1. Field of the Invention
The present invention relates to a method for manufacturing a colorless transparent polyimide film for flexible displays, and more particularly, to a method for increasing the optical transmittance of a polyimide substrate with glass fabric reinforced for flexible displays.
2. Description of the Related Art
Various flat panel displays using such techniques as e-paper displays (EPD), plasma displays (PDP), liquid crystal displays (LCD), and organic light emitting displays (OLED) are being utilized in TV sets, mobile phones, monitors, e-books, and mobile devices, among others.
In next generation, however, flexible displays which are portable and convenient to use regardless of time and place, are expected to be widely employed in electronic devices, such as mobile phones, portable terminals, and laptop computers.
A substrate for flexible displays has to possess mechanical flexibility for flexible displays to be easily bendable, rollable, or foldable. While a flat panel display uses a glass substrate, flexible displays should have a mechanically flexible substrate. A very thin glass plate, a thin stainless steel plate, or a plastic film may be used as a flexible substrate, but a very thin glass plate and a stainless steel plate have limitations in terms of flexibility. Thus, the use of a plastic film is the most favorable.
A plastic film substrate has significantly higher mechanical flexibility but has inferior tensile strength compared with glass substrates. When glass fabric is reinforced in a plastic film, the tensile strength of the plastic film may be enhanced as fiber-reinforced plastic.
With the goal of manufacturing a display device, a thin film transistor (TFT) should be provided on a substrate to control the switching and luminance of individual pixels. Currently available TFTs use amorphous silicon, oxide, and organic materials, among others. In the case of amorphous silicon, which exhibits very stable performance, the minimum processing temperature necessary for deposition and thermal treatment is approximately 230° C. When a plastic substrate is subjected to a TFT thin film process at 230° C. and then cooled to room temperature, the TFT thin film may be stripped from the plastic substrate because of a difference in the coefficient of thermal expansion (CTE) between the plastic substrate and the TFT thin film material.
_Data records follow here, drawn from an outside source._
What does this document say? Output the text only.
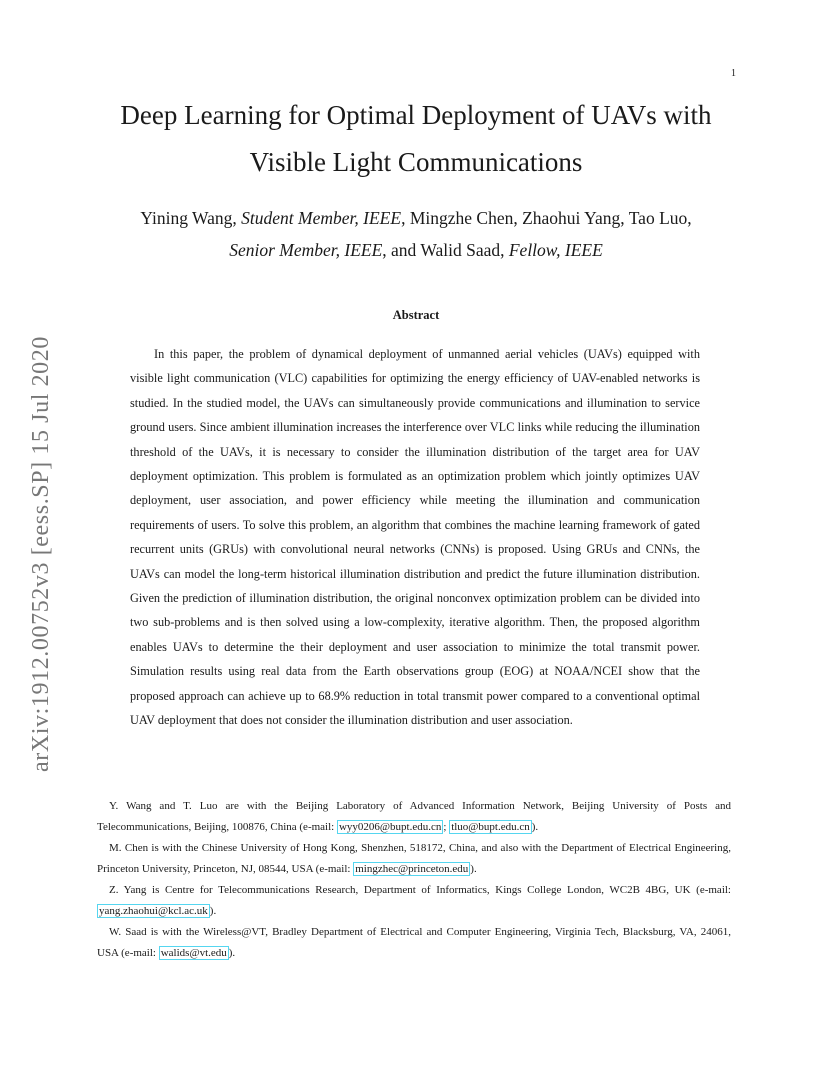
1
arXiv:1912.00752v3 [eess.SP] 15 Jul 2020
Deep Learning for Optimal Deployment of UAVs with Visible Light Communications
Yining Wang, Student Member, IEEE, Mingzhe Chen, Zhaohui Yang, Tao Luo,
Senior Member, IEEE, and Walid Saad, Fellow, IEEE
Abstract

In this paper, the problem of dynamical deployment of unmanned aerial vehicles (UAVs) equipped with visible light communication (VLC) capabilities for optimizing the energy efficiency of UAV-enabled networks is studied. In the studied model, the UAVs can simultaneously provide communications and illumination to service ground users. Since ambient illumination increases the interference over VLC links while reducing the illumination threshold of the UAVs, it is necessary to consider the illumination distribution of the target area for UAV deployment optimization. This problem is formulated as an optimization problem which jointly optimizes UAV deployment, user association, and power efficiency while meeting the illumination and communication requirements of users. To solve this problem, an algorithm that combines the machine learning framework of gated recurrent units (GRUs) with convolutional neural networks (CNNs) is proposed. Using GRUs and CNNs, the UAVs can model the long-term historical illumination distribution and predict the future illumination distribution. Given the prediction of illumination distribution, the original nonconvex optimization problem can be divided into two sub-problems and is then solved using a low-complexity, iterative algorithm. Then, the proposed algorithm enables UAVs to determine the their deployment and user association to minimize the total transmit power. Simulation results using real data from the Earth observations group (EOG) at NOAA/NCEI show that the proposed approach can achieve up to 68.9% reduction in total transmit power compared to a conventional optimal UAV deployment that does not consider the illumination distribution and user association.

Y. Wang and T. Luo are with the Beijing Laboratory of Advanced Information Network, Beijing University of Posts and Telecommunications, Beijing, 100876, China (e-mail: wyy0206@bupt.edu.cn ; tluo@bupt.edu.cn ).

M. Chen is with the Chinese University of Hong Kong, Shenzhen, 518172, China, and also with the Department of Electrical Engineering, Princeton University, Princeton, NJ, 08544, USA (e-mail: mingzhec@princeton.edu ).

Z. Yang is Centre for Telecommunications Research, Department of Informatics, Kings College London, WC2B 4BG, UK (e-mail: yang.zhaohui@kcl.ac.uk ).

W. Saad is with the Wireless@VT, Bradley Department of Electrical and Computer Engineering, Virginia Tech, Blacksburg, VA, 24061, USA (e-mail: walids@vt.edu ).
To prevent this occurrence, the CTE of the substrate should be approximately 10 ppm/° C.
The CTE of plastic is typically at least 50 ppm/° C. When glass fabric with a CTE of approximately 5 ppm/° C. is reinforced in plastic film, the CTE of the substrate may be reduced to about 10 ppm/° C.
For this reason, glass fabric is reinforced in plastic film to enhance the thermal and mechanical properties of a substrate for a flexible display. In this case, however, if the refractive index of the glass fabric differs from that of the plastic film, light may be scattered by the glass fabric, such that the substrate becomes optically opaque. This condition prevents the use of the above substrate for a flexible display.
Opacity increases in proportion to an increase in the difference in refractive index between the glass fabric and the plastic film. The substrate for a flexible display has to have an optical transmittance of approximately 85% or more. Thus, the refractive indexes of the glass fabric and the plastic film should be maximally matched to ensure the high optical transmittance and transparency of the substrate.
The refractive index of a typical plastic resulting from polymerization of monomers is determined by the monomer. Unless the refractive index of a plastic made of a given monomer coincides with that of the glass fabric, matching the refractive index of a given plastic to that of glass fabric becomes very difficult.
To solve such problems, techniques for adjusting the refractive index of a plastic by dispersing metal nanoparticles in the plastic have been proposed (S. Kubo, A. Diaz, Y. Tang, T. S. Mayer, I. C. Khoo, T. E. Mallouk, Nano Letters, vol. 7, 3418-3423, 2007; S. Mahendia, A. K. Tomar, P. K. Goyal, S. Kumar, J. Appl. Phys. vol. 113, 073103, 2013; S. K. Medda, M. Mitra, S. De, S. Pal, G. De, PRAMANA-Journal of Physics, vol. 65, 931-936, 2005; Korean Patent Application Publication No. 10-2011-0000195 “Plastic substrate and Device including the same”, etc.). However, the problem of remarkably reduced optical transmittance attributed to light absorption by metal nanoparticles occurs. In this case, the use of such plastic as a substrate for flexible displays becomes difficult.